5. Other kids to play with
Rounding out the top 5, kids want to play with other kids on vacation. Look for a resort that has a kids’ club, where your child can do engaging activities with other kids of the same age. For example, Disney’s Aulani Hawaii Resort and Spa on Oahu offers a kids’ club called Aunty’s Beach House, where kids explore Hawaiian-themed activities together.
What’s important to tweens & teens?
1. WiFi
Like it or not, tweens and teens in the survey identified a fast internet connection as their top priority on vacation. And according to Booking.com, the best place to find it is Japan.

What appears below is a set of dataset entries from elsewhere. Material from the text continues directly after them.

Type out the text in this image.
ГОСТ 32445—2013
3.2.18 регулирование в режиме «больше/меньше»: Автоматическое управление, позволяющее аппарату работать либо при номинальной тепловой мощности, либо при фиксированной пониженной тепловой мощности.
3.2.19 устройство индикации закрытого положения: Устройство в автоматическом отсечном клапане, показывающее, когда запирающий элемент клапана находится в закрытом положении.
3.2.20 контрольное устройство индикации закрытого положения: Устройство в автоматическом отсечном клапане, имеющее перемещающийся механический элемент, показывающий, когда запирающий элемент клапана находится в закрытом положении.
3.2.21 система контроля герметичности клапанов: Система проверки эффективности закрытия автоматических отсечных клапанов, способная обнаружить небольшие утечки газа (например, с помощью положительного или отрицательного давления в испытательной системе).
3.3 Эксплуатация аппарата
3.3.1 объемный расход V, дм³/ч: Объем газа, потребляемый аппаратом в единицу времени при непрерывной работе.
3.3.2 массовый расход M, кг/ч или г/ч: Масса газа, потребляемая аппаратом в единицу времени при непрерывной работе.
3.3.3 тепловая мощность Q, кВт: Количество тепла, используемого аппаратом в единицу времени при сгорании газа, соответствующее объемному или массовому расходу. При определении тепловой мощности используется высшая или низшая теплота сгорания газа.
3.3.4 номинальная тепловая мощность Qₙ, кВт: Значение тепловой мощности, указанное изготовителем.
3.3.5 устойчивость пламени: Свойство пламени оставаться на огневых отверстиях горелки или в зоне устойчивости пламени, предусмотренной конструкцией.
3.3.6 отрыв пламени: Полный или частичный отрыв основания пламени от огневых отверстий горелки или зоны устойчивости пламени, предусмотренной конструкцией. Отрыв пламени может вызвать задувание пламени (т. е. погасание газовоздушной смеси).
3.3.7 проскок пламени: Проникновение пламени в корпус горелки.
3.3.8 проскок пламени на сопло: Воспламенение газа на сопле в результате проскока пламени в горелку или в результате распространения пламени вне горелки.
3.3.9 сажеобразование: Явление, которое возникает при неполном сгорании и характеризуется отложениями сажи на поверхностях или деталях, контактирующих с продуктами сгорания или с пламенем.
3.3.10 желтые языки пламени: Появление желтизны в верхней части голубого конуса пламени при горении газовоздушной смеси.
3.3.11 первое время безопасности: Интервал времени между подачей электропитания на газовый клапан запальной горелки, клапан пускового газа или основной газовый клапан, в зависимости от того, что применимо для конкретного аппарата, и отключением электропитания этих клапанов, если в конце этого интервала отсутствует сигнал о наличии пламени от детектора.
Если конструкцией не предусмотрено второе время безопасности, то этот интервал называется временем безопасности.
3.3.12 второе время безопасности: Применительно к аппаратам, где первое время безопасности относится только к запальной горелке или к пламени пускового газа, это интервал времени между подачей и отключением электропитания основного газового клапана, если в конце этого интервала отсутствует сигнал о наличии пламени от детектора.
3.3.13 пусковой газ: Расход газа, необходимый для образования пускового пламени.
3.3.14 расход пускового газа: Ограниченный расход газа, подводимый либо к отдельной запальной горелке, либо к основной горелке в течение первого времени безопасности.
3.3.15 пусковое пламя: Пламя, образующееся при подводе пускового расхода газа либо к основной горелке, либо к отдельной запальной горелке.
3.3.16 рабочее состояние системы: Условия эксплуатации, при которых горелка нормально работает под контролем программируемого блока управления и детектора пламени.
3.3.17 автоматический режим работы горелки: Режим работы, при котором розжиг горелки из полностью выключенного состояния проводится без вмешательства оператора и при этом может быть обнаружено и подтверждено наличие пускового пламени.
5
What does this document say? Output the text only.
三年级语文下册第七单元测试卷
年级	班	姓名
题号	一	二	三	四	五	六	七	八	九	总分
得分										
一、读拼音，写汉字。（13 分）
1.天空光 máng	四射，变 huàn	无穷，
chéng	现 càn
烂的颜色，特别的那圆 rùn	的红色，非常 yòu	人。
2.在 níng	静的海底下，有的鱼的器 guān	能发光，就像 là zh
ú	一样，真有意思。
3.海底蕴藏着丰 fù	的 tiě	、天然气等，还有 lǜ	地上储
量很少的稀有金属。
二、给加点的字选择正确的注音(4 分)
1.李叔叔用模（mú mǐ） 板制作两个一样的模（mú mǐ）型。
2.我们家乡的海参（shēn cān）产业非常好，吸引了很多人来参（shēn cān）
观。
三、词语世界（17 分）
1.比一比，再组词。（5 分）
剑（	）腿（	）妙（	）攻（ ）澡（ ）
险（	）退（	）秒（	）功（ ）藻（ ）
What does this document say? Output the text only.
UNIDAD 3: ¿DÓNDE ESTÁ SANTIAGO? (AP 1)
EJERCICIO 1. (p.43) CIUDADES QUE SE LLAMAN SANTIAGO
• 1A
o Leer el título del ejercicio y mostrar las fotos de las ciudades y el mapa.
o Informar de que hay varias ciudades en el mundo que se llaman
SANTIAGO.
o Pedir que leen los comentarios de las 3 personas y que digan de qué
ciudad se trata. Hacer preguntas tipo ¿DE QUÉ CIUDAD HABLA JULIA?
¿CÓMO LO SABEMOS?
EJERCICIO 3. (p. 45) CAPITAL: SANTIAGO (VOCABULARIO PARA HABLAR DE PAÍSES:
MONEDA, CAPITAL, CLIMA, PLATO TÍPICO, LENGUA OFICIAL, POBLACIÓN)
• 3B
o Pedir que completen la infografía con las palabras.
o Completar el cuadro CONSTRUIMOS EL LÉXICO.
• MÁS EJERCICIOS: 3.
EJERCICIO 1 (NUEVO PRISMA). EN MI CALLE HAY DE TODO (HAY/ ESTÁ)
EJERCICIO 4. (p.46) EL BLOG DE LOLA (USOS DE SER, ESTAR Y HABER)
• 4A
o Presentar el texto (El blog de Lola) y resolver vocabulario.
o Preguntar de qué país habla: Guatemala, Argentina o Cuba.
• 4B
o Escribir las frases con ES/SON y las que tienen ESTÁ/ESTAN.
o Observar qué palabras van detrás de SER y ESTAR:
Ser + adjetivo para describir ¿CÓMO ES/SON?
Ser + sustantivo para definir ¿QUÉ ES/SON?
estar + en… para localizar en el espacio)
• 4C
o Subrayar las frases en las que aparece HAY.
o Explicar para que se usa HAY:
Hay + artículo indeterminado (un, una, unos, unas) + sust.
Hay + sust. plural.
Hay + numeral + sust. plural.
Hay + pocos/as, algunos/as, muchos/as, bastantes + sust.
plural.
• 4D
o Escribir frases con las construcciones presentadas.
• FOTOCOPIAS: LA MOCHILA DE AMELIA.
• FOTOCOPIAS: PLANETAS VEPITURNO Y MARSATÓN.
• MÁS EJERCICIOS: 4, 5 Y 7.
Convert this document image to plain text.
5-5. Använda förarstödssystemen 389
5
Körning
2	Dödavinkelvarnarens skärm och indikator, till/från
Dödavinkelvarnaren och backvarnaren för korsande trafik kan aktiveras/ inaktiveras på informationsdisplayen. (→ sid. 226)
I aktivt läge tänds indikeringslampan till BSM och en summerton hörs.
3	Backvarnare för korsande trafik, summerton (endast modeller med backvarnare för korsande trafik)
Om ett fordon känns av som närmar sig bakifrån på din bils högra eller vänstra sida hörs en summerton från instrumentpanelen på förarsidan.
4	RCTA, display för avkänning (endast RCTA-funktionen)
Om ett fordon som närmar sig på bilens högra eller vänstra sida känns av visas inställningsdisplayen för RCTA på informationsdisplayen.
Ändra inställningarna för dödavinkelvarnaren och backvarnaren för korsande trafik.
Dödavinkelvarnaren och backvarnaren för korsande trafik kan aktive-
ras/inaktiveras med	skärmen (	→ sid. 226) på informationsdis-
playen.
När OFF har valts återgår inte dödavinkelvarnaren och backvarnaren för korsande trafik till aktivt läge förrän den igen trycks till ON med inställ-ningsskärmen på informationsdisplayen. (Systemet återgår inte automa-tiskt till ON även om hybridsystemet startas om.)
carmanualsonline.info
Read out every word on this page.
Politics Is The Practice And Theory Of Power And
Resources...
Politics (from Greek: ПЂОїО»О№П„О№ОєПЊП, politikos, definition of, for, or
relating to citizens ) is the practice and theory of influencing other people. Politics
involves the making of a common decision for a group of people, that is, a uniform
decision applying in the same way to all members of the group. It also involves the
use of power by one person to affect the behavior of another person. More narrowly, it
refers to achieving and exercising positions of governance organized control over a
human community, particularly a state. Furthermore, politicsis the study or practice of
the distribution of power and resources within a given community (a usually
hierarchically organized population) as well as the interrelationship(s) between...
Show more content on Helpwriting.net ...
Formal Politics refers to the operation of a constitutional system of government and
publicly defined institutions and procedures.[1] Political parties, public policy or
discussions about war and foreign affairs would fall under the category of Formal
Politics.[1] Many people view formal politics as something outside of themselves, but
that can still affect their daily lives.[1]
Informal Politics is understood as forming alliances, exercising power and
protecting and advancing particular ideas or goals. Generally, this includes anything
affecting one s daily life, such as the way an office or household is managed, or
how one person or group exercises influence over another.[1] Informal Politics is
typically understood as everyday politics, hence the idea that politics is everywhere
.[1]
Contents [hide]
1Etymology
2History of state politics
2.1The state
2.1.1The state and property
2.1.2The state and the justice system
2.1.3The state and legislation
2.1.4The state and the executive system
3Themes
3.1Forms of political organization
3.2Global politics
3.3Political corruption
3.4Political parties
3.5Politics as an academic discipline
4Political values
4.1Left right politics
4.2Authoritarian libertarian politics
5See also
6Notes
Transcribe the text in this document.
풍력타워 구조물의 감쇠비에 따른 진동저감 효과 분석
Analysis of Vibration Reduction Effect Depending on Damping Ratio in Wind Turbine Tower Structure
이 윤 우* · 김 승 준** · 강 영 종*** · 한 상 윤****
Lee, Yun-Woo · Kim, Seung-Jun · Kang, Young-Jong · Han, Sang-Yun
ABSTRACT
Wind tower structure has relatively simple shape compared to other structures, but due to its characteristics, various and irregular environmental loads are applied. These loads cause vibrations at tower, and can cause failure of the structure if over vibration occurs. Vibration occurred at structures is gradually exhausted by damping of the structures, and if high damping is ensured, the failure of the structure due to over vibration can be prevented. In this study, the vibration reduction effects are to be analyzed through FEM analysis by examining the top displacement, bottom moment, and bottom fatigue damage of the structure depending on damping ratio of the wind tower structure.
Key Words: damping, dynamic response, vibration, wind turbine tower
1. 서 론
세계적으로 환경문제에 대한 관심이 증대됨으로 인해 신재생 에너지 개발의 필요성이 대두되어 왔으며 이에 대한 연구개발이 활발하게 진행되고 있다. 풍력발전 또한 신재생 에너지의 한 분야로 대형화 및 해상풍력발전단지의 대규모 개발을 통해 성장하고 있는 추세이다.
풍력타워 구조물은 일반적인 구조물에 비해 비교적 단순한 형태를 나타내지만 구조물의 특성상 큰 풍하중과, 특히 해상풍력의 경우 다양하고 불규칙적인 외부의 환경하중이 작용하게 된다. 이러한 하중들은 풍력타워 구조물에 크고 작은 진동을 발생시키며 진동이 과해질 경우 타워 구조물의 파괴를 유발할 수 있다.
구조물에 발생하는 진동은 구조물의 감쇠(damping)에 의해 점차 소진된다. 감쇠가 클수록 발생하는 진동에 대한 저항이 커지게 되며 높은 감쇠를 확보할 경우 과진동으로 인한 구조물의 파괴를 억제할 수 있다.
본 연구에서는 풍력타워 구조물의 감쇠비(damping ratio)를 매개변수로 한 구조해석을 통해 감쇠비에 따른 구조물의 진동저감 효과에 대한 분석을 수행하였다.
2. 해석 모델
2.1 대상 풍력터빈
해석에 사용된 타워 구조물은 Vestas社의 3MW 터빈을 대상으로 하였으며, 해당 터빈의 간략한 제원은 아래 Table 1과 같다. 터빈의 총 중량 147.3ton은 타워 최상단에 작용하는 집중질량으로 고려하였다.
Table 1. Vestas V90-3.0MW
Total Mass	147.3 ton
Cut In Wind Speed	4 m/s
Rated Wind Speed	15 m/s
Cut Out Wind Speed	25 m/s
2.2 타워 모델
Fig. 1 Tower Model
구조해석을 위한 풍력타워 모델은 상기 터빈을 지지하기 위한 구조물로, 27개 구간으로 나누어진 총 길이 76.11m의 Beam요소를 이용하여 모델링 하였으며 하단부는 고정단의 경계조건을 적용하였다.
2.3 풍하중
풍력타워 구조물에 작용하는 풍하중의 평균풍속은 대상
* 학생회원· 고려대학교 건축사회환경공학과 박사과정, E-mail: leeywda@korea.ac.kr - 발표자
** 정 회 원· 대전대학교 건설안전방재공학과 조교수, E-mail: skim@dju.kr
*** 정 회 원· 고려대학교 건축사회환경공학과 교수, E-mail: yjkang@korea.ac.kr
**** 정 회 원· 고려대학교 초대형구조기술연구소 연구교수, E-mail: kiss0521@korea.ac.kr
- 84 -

However, that’s not to say that teenagers are incapable of enjoying an unplugged vacation to a national park or a cruise where they’re engaged in nature. We’ve seen teens love those kinds of vacations with our very own eyes!
2. Pool
Like their younger counterparts, teens, too, highly value a great pool, something with a cool vibe like the Cabana Bay Beach Beach Resort at Universal Orlando or the Imperial Boat House Beach Resort on Ko Samui in Thailand.
3. Lots of activities
Teens like to be kept busy doing things that they can brag to their friends about at home like skeet shooting at The Omni Homestead in Virginia or racing down the fastest track in the world in a bobsled at the Whistler Sliding Centre in Canada.
4. Beach
Teens gravitate toward beaches with a little attitude, like the ones on our Top Beaches in Los Angeles list. But the beach doesn’t necessarily have to be a sandy stretch along the ocean. For example, our teen travelers loved the beach at Conco D’Oro Camping Village on Lake Maggiore in Italy. Then again, who wouldn’t love Lake Maggiore?!
5. Makes a good social media photo
If you really want to make your teen happy, take them to a place where they can snap a killer photo for their social media accounts. Ideas? Looking down on Machu Picchu in Peru, standing in front of the Sydney Opera House in Australia or sliding down a glass chute that hangs off the 70th floor of the U.S. Bank Tower in downtown Los Angeles.